Já se sabia que a via de sinalização PI3K/mTOR estava associada a outros processos do organismo, tanto fisiológicos (normais) quanto patológicos (em doenças). 

“A ativação da PI3K e do mTOR pelo canabidiol pode evitar o excesso de atividade de neurônios e impedir convulsões graves e danos neuronais”, afirma Antônio Carlos Pinheiro.

É como se o canabidiol (CBD), compara ele, desempenhasse atuação semelhante à de um interruptor de luz, que liga e desliga o processo, mediante uma série de complexos mecanismos moleculares. 

O estudo também sugere que, quando a ativação dessas células é reduzida, a inflamação causada pelas crises convulsivas no cérebro também pode ser aliviada. Por meio de ferramentas genéticas e farmacológicas, o grupo de pesquisadores descobriu que a inibição da ação das duas moléculas (mTOR e PI3K) pode ocasionar a perda da propriedade anticonvulsivante do canabidiol. 

Um fato observado no estudo chamou a atenção dos cientistas.
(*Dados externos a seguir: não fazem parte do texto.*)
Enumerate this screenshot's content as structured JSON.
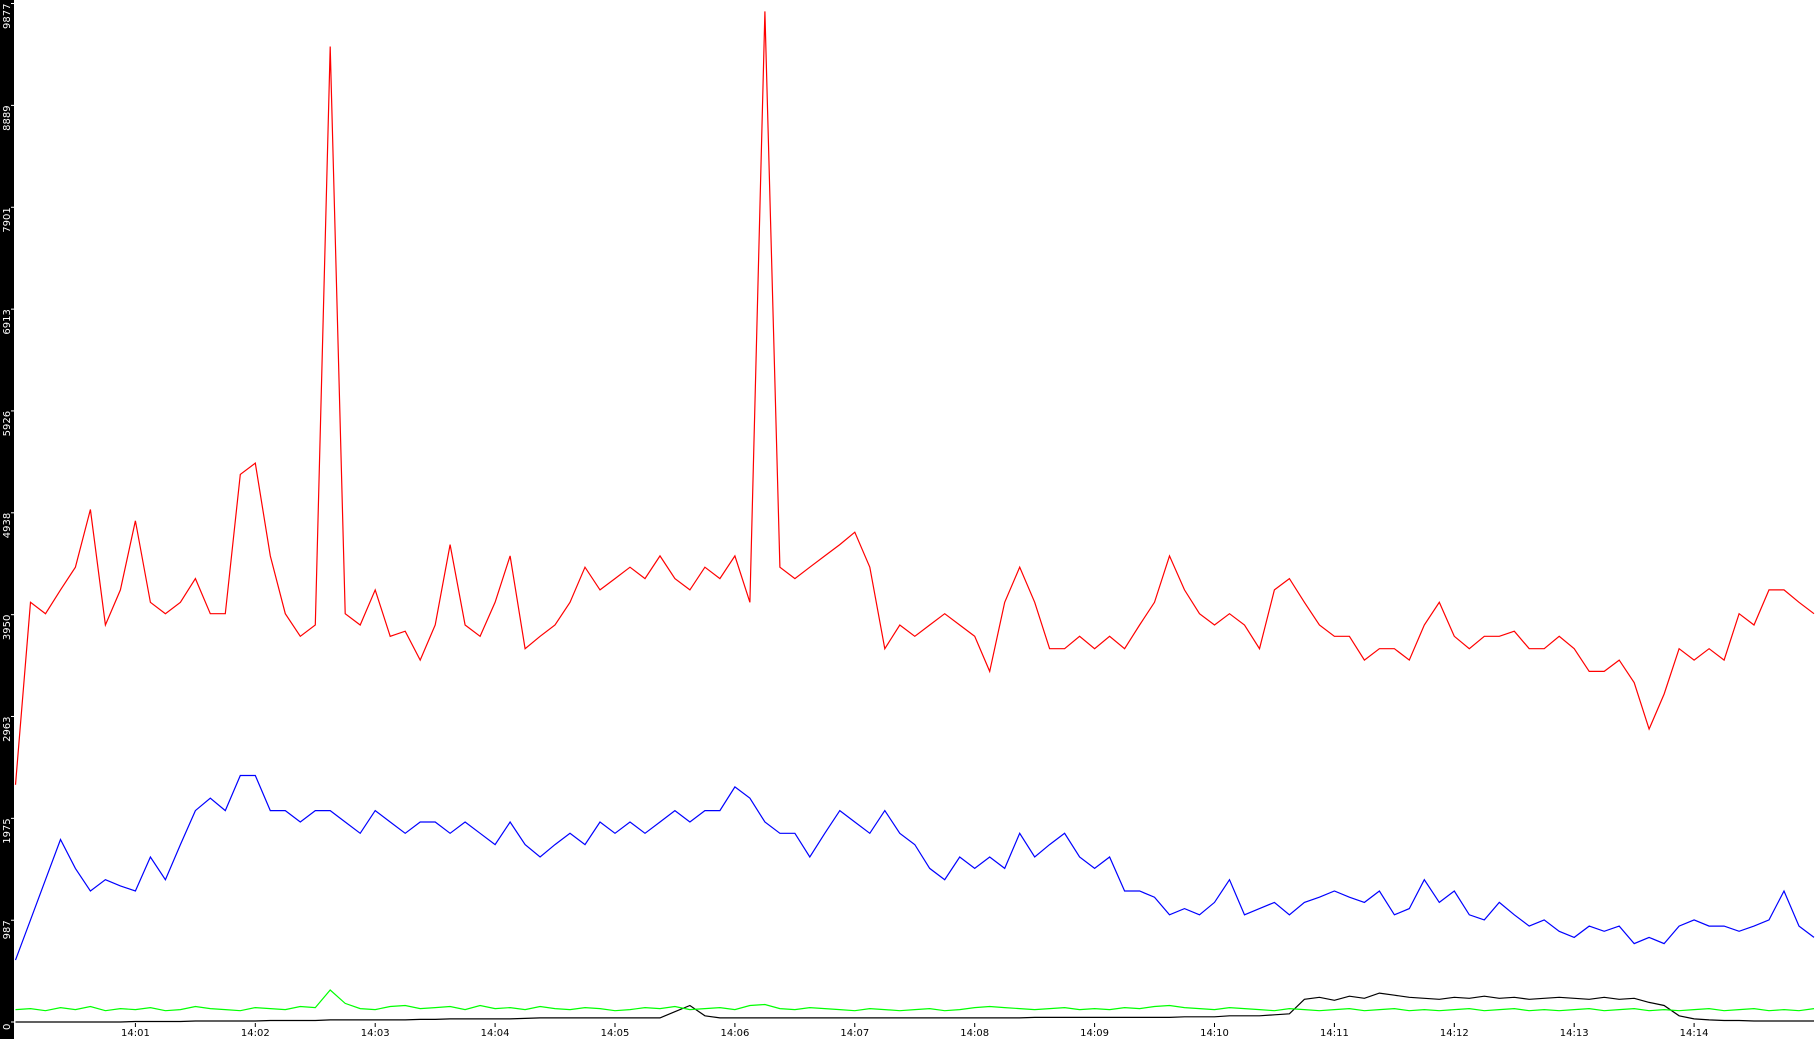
{
  "chart_data": {
    "type": "line",
    "categories": [
      null,
      null,
      null,
      null,
      null,
      null,
      null,
      null,
      "14:01",
      null,
      null,
      null,
      null,
      null,
      null,
      null,
      "14:02",
      null,
      null,
      null,
      null,
      null,
      null,
      null,
      "14:03",
      null,
      null,
      null,
      null,
      null,
      null,
      null,
      "14:04",
      null,
      null,
      null,
      null,
      null,
      null,
      null,
      "14:05",
      null,
      null,
      null,
      null,
      null,
      null,
      null,
      "14:06",
      null,
      null,
      null,
      null,
      null,
      null,
      null,
      "14:07",
      null,
      null,
      null,
      null,
      null,
      null,
      null,
      "14:08",
      null,
      null,
      null,
      null,
      null,
      null,
      null,
      "14:09",
      null,
      null,
      null,
      null,
      null,
      null,
      null,
      "14:10",
      null,
      null,
      null,
      null,
      null,
      null,
      null,
      "14:11",
      null,
      null,
      null,
      null,
      null,
      null,
      null,
      "14:12",
      null,
      null,
      null,
      null,
      null,
      null,
      null,
      "14:13",
      null,
      null,
      null,
      null,
      null,
      null,
      null,
      "14:14",
      null,
      null,
      null,
      null,
      null,
      null,
      null,
      null
    ],
    "series": [
      {
        "color": "#ff0000",
        "values": [
          2300,
          4070,
          3960,
          4190,
          4410,
          4970,
          3850,
          4190,
          4860,
          4070,
          3960,
          4070,
          4300,
          3960,
          3960,
          5310,
          5420,
          4520,
          3960,
          3740,
          3850,
          9460,
          3960,
          3850,
          4190,
          3740,
          3790,
          3510,
          3850,
          4630,
          3850,
          3740,
          4070,
          4520,
          3620,
          3740,
          3850,
          4070,
          4410,
          4190,
          4300,
          4410,
          4300,
          4520,
          4300,
          4190,
          4410,
          4300,
          4520,
          4070,
          9800,
          4410,
          4300,
          4410,
          4520,
          4630,
          4750,
          4410,
          3620,
          3850,
          3740,
          3850,
          3960,
          3850,
          3740,
          3400,
          4070,
          4410,
          4070,
          3620,
          3620,
          3740,
          3620,
          3740,
          3620,
          3850,
          4070,
          4520,
          4190,
          3960,
          3850,
          3960,
          3850,
          3620,
          4190,
          4300,
          4070,
          3850,
          3740,
          3740,
          3510,
          3620,
          3620,
          3510,
          3850,
          4070,
          3740,
          3620,
          3740,
          3740,
          3790,
          3620,
          3620,
          3740,
          3620,
          3400,
          3400,
          3510,
          3290,
          2840,
          3180,
          3620,
          3510,
          3620,
          3510,
          3960,
          3850,
          4190,
          4190,
          4070,
          3960
        ]
      },
      {
        "color": "#0000ff",
        "values": [
          600,
          990,
          1380,
          1770,
          1490,
          1270,
          1380,
          1320,
          1270,
          1600,
          1380,
          1720,
          2050,
          2170,
          2050,
          2390,
          2390,
          2050,
          2050,
          1940,
          2050,
          2050,
          1940,
          1830,
          2050,
          1940,
          1830,
          1940,
          1940,
          1830,
          1940,
          1830,
          1720,
          1940,
          1720,
          1600,
          1720,
          1830,
          1720,
          1940,
          1830,
          1940,
          1830,
          1940,
          2050,
          1940,
          2050,
          2050,
          2280,
          2170,
          1940,
          1830,
          1830,
          1600,
          1830,
          2050,
          1940,
          1830,
          2050,
          1830,
          1720,
          1490,
          1380,
          1600,
          1490,
          1600,
          1490,
          1830,
          1600,
          1720,
          1830,
          1600,
          1490,
          1600,
          1270,
          1270,
          1210,
          1040,
          1100,
          1040,
          1160,
          1380,
          1040,
          1100,
          1160,
          1040,
          1160,
          1210,
          1270,
          1210,
          1160,
          1270,
          1040,
          1100,
          1380,
          1160,
          1270,
          1040,
          990,
          1160,
          1040,
          930,
          990,
          880,
          820,
          930,
          880,
          930,
          760,
          820,
          760,
          930,
          990,
          930,
          930,
          880,
          930,
          990,
          1270,
          930,
          820
        ]
      },
      {
        "color": "#00ff00",
        "values": [
          120,
          130,
          110,
          140,
          120,
          150,
          110,
          130,
          120,
          140,
          110,
          120,
          150,
          130,
          120,
          110,
          140,
          130,
          120,
          150,
          140,
          310,
          180,
          130,
          120,
          150,
          160,
          130,
          140,
          150,
          120,
          160,
          130,
          140,
          120,
          150,
          130,
          120,
          140,
          130,
          110,
          120,
          140,
          130,
          150,
          120,
          130,
          140,
          120,
          160,
          170,
          130,
          120,
          140,
          130,
          120,
          110,
          130,
          120,
          110,
          120,
          130,
          110,
          120,
          140,
          150,
          140,
          130,
          120,
          130,
          140,
          120,
          130,
          120,
          140,
          130,
          150,
          160,
          140,
          130,
          120,
          140,
          130,
          120,
          110,
          130,
          120,
          110,
          120,
          130,
          110,
          120,
          130,
          110,
          120,
          110,
          120,
          130,
          110,
          120,
          130,
          110,
          120,
          110,
          120,
          130,
          110,
          120,
          130,
          110,
          120,
          110,
          120,
          130,
          110,
          120,
          130,
          110,
          120,
          110,
          130
        ]
      },
      {
        "color": "#000000",
        "values": [
          0,
          0,
          0,
          0,
          0,
          0,
          0,
          0,
          5,
          5,
          5,
          5,
          10,
          10,
          10,
          10,
          10,
          15,
          15,
          15,
          15,
          20,
          20,
          20,
          20,
          20,
          20,
          25,
          25,
          30,
          30,
          30,
          30,
          30,
          35,
          40,
          40,
          40,
          40,
          40,
          40,
          40,
          40,
          40,
          100,
          160,
          60,
          40,
          40,
          40,
          40,
          40,
          40,
          40,
          40,
          40,
          40,
          40,
          40,
          40,
          40,
          40,
          40,
          40,
          40,
          40,
          40,
          40,
          45,
          45,
          45,
          45,
          45,
          45,
          45,
          45,
          45,
          45,
          50,
          50,
          50,
          60,
          60,
          60,
          70,
          80,
          220,
          240,
          210,
          250,
          230,
          280,
          260,
          240,
          230,
          220,
          240,
          230,
          250,
          230,
          240,
          220,
          230,
          240,
          230,
          220,
          240,
          220,
          230,
          190,
          160,
          60,
          30,
          20,
          15,
          15,
          10,
          10,
          10,
          10,
          10
        ]
      }
    ],
    "ylim": [
      0,
      9877
    ],
    "yticks": [
      0,
      987,
      1975,
      2963,
      3950,
      4938,
      5926,
      6913,
      7901,
      8889,
      9877
    ]
  }
}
Diferentemente do esperado, quando a via PI3K-mTOR foi inibida, o poder anticonvulsivo do ácido valproico – medicamento convencional usado no tratamento da epilepsia – foi preservado.

“Isso reforça nosso entendimento de que o mecanismo de ação do canabidiol é dependente dessa via de sinalização”, conclui Antônio Oliveira.

Epilepsia e antecedentes

No artigo recém-publicado, os autores definem epilepsia como um distúrbio neurológico caracterizado por crises recorrentes e as consequências neurobiológicas, cognitivas e sociais associadas a essa condição.

“As crises convulsivas ocorrem de forma recorrente e espontânea e são caracterizadas por uma descarga hipersincronizada de populações de neurônios do sistema nervoso central (SNC) devido ao aumento da excitabilidade”, explicam.

Eles acrescentam que a epilepsia do lobo temporal (ELT) é o tipo mais comum na população adulta, e seus pacientes podem sofrer crises focais ou secundariamente generalizadas. Ainda segundo os pesquisadores, existem alguns compostos disponíveis para o tratamento dessa condição, mas que podem não ser eficazes em 30% a 50% dos casos, daí a necessidade de novas terapias farmacológicas.

Segundo o artigo, os principais compostos da maconha, THC e CBD, foram isolados pelo professor Raphael Mechoulan, da Universidade Hebraica de Jerusalém, já na década de 1960. Esse feito possibilitou o desenvolvimento de pesquisas farmacológicas de muitos canabinoides, inclusive a respeito de seu mecanismo de ação farmacológico e efeitos clínicos.

No entanto, políticas proibicionistas atrasaram o desenvolvimento dos medicamentos à base de maconha. O CBD só saiu da lista de substâncias proibidas no Brasil há cinco anos, e somente em maio de 2017 a Anvisa incluiu a Cannabis sativa na lista das plantas medicinais de interesse médico.